Zardetto has been equipped with the best in modern winemaking machinery and technology, guaranteeing their ability to deliver high-quality Prosecco to a large international audience, and further enhancing the quality and flavor of the estate’s impeccable collection. Today, Zardetto Prosecco is enjoyed from New York to Hong Kong, continuing the long and storied tradition of Zardetto for wine lovers around the world.
One of the world’s most popular and playful sparkling wines, Prosecco is a specialty of northeastern Italy, spanning nine provinces of the Veneto and Fruili-Venezia Giulia regions. A higher-quality version of Prosecco wine that must meet more stringent production requirements is known as Prosecco Superiore and must come from the more rugged terrain between the towns of Valdobiaddene and Conegliano. Prosecco can be produced as a still wine, a semi-sparkling wine (“frizzante”), or a fully sparkling wine (“spumante”)—the latter being the most common. While Prosecco wine is typically produced in a “brut” (dry) style, its fresh and fruity character makes it seem a bit sweeter than it actually is. “Extra dry” styles, incorporating higher levels of residual sugar, are quite popular, however.

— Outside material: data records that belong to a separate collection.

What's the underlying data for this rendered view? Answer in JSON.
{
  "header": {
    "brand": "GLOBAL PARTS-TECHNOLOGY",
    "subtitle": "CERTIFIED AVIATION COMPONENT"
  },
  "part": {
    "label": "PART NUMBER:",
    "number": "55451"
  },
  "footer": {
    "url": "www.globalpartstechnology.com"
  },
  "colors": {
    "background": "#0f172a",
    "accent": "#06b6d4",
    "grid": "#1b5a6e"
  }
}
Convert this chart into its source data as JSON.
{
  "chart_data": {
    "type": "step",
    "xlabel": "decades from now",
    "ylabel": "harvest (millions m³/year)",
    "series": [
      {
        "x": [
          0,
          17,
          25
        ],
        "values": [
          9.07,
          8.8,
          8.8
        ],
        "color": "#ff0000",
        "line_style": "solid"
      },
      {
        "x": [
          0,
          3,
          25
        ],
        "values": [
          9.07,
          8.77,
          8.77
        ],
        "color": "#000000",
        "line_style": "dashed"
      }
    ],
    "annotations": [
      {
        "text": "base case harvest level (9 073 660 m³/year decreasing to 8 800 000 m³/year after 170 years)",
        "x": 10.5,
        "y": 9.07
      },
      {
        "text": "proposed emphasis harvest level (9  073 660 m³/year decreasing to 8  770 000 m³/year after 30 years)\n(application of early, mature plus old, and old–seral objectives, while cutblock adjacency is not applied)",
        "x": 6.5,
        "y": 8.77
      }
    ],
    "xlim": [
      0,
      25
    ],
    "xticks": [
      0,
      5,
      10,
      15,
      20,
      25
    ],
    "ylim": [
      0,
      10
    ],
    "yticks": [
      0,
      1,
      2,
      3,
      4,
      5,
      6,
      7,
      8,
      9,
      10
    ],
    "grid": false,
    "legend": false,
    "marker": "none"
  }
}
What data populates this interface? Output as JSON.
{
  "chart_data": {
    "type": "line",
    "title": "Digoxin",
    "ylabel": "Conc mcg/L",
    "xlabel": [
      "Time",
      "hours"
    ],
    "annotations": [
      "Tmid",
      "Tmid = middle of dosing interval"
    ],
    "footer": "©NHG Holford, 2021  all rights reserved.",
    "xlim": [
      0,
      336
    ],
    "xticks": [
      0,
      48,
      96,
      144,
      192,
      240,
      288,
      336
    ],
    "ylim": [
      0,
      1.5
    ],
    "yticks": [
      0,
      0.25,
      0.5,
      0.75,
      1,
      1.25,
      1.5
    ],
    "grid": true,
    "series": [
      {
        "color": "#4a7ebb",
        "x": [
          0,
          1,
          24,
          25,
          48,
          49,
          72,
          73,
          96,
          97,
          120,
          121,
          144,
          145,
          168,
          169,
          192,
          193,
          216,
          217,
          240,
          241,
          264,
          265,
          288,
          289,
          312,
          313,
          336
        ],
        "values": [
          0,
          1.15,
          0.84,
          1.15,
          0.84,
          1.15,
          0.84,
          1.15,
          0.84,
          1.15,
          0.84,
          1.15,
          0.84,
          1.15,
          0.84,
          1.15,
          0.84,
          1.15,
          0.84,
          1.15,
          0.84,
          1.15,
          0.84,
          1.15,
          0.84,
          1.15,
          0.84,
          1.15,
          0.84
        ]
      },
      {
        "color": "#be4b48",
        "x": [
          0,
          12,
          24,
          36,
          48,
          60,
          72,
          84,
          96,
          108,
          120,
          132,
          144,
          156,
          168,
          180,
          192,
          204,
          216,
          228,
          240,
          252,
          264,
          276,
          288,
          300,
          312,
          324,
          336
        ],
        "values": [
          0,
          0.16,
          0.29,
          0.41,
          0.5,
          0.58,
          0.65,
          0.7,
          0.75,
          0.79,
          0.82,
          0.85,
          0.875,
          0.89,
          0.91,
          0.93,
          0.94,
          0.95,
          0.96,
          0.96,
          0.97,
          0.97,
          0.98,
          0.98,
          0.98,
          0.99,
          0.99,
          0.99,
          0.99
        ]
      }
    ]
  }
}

Prosecco wine is made from the Glera grape, which was formerly and confusingly called Prosecco, these wines are notable for pleasant flavors of peach, pear, melon, green apple, and honeysuckle. Lower pressure during the carbonation process (also called the tank method) means that the bubbles are lighter and frothier than in Champagne or other traditional method sparkling wine, and less persistent. Prosecco is also a great choice to blend with orange juice for mimosas for a classic brunch beverage.
A term typically reserved for Champagne and Sparkling Wines, non-vintage or simply “NV” on a label indicates a blend of finished wines from different vintages (years of harvest). To make non-vintage Champagne, typically the current year’s harvest (in other words, the current vintage) forms the base of the blend. Finished wines from previous years, called “vins de reserve” are blended in at approximately 10-50% of the total volume in order to achieve the flavor, complexity, body and acidity for the desired house style. A tiny proportion of Champagnes are made from a single vintage.
There are also some very large production still wines that may not claim one particular vintage. This would be at the discretion of the winemaker’s goals for character of the final wine.